Saturday morning when I arrived in the rain I discovered that one of the lag bolts that holds up the shade had pulled loose from the tower structure. It looked like the wood had simply rotted and the weight of the rain pulled it out. Since Steve wasn’t there yet I went and asked my mentor and friend Rod if he could give me a hand getting it fixed. By the time I walked back up to the tower Steve had arrived and I showed him what had happened and told him Rod was on his way up. He drilled a new pilot hole and we replaced the bolt, got the turnbuckle reattached and it was good the rest of the weekend. With no rain forecast for the week I’m hoping it will last the remainder of the run. I’m already calculating a permanent fix in an overly engineered way using u-bolts and plates to spread the strain over a larger area.

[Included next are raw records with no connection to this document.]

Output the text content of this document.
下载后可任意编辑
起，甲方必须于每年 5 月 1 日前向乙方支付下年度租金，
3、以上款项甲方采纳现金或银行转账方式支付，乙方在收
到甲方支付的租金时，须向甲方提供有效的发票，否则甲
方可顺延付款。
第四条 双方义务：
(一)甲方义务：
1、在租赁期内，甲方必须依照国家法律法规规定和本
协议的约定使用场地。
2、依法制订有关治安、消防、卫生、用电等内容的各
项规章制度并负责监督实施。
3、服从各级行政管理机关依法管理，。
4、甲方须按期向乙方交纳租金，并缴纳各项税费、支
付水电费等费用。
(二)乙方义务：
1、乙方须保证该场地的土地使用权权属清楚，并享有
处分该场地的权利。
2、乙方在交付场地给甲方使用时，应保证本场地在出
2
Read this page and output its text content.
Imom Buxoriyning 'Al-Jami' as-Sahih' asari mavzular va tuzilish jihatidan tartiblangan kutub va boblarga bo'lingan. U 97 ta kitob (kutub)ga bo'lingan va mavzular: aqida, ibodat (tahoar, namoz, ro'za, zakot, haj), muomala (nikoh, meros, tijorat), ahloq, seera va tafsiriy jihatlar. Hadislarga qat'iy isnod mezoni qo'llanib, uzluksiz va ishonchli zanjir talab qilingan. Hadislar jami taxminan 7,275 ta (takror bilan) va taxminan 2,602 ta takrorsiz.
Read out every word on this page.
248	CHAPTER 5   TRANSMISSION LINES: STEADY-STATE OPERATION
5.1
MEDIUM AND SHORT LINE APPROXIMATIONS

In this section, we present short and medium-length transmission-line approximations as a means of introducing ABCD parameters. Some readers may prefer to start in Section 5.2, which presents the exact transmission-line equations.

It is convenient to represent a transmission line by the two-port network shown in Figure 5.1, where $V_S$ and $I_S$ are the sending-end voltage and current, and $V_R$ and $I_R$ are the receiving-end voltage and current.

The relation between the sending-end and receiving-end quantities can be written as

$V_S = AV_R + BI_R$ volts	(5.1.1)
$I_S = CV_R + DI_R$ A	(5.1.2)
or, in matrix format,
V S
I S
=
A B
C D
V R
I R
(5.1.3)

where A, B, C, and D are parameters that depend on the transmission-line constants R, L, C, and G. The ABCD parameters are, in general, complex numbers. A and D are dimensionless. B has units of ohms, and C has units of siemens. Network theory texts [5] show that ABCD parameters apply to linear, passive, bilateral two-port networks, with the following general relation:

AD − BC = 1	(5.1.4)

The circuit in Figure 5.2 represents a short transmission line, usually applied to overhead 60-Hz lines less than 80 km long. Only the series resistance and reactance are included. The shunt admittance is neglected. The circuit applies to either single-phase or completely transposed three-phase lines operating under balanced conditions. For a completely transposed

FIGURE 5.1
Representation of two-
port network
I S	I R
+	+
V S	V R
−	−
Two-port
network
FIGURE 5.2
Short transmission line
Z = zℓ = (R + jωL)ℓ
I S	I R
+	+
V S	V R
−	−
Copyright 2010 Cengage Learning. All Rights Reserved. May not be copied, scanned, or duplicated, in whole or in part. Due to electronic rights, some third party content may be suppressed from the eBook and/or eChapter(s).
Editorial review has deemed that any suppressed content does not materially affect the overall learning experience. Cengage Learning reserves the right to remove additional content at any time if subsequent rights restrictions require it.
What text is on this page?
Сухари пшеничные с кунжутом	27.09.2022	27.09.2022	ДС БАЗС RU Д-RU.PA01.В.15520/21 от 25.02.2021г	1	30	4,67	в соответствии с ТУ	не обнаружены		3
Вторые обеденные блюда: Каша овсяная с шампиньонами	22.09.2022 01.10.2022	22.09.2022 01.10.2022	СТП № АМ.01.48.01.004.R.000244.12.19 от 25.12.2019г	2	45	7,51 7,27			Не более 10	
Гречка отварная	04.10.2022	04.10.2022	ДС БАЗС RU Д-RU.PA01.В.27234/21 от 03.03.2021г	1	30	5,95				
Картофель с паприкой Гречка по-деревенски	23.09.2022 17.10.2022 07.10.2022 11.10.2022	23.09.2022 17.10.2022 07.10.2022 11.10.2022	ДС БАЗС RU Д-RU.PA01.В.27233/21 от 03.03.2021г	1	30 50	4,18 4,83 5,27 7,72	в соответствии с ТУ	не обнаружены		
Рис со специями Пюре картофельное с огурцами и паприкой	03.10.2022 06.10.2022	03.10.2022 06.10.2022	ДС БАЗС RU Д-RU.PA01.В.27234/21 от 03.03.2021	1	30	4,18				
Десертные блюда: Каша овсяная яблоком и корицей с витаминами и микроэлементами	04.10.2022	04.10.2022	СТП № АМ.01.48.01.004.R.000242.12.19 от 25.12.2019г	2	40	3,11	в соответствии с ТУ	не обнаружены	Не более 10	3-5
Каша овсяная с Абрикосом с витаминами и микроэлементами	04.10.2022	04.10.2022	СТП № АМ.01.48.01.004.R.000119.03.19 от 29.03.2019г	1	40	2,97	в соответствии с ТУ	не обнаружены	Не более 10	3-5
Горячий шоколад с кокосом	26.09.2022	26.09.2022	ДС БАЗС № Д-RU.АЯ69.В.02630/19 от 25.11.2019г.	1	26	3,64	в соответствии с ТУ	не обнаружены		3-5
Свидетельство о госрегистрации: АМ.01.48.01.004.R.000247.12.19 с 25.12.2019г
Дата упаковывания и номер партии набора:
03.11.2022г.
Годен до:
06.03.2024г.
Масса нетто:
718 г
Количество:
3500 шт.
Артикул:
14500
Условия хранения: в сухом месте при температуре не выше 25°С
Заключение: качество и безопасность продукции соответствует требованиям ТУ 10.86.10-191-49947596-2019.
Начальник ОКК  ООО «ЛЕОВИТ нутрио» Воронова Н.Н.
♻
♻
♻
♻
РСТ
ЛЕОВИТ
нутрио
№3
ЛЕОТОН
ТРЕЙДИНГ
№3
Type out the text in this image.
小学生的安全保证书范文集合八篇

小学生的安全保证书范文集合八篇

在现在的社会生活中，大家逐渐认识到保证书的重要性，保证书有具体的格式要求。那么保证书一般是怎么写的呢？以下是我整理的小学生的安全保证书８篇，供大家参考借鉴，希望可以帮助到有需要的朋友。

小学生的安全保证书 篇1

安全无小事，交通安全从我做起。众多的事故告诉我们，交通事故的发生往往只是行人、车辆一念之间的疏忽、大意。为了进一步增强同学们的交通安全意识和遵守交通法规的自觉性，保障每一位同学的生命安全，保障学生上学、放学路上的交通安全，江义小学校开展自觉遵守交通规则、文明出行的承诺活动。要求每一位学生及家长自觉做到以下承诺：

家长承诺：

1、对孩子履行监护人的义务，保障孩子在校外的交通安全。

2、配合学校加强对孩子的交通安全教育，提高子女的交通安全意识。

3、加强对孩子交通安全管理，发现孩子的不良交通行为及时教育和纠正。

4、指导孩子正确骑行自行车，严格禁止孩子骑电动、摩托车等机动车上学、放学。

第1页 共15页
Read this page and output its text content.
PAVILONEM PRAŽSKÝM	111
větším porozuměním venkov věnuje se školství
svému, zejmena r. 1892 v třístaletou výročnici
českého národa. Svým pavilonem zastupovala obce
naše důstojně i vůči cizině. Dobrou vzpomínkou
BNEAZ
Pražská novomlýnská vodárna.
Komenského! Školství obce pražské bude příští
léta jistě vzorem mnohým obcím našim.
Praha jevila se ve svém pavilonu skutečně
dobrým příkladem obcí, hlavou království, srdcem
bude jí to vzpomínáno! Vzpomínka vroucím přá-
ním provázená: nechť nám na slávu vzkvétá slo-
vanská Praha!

It’s nice having enough show material that I can swap in and out at will to find what works in this venue. Monday morning (Labor Day) I had a particularly rough show, with a screaming baby, and another grown-up woman in the front row that wouldn’t shut up. In talking to Steve about it afterwards, I came to the realization that even though I never wanted to do kids shows, that’s what a good portion of my show had developed into. This week I’m going to see If I can put together a few things aimed a bit higher on the age range and work them into the show next week. I’ve got the material, I’ve just become complacent in where I’m at and this weekend showed me I can do better.

Because there are only two of us on this stage I miss talking with someone between shows. When I worked with Rod we would talk between shows about everything, the show, our wives, the magic club, etc. Now? Not so much. Steve and I talk while we’re setting up between shows, but it’s not the same. I guess, I don’t feel like I’m getting to decompress between shows. There isn’t the same camaraderie like I was used to. I’m not saying that it won’t develop over the next several weeks but right now I feel a little alone.

On the upside Monday afternoon as we were packing up Steve told me he feels such a sense of relief that I am on the tower with him. He was worried that we’d butt heads or I’d be completely out of touch about performing. He also indirectly paid me a compliment to a friend of his that went something along the lines of, “If I say something needs to be done, Matt does it before I can get to it. I’m not used to that.” It’s what I did for Rod, set-up tear down, whatever needed done I did, and it become habit.

Overall, I’m optimistic that the tower will be good to me and I’ll be good for the tower. With three days down and thirteen more to go with at least five shows a day, I’m sure to find my groove sooner rather than later.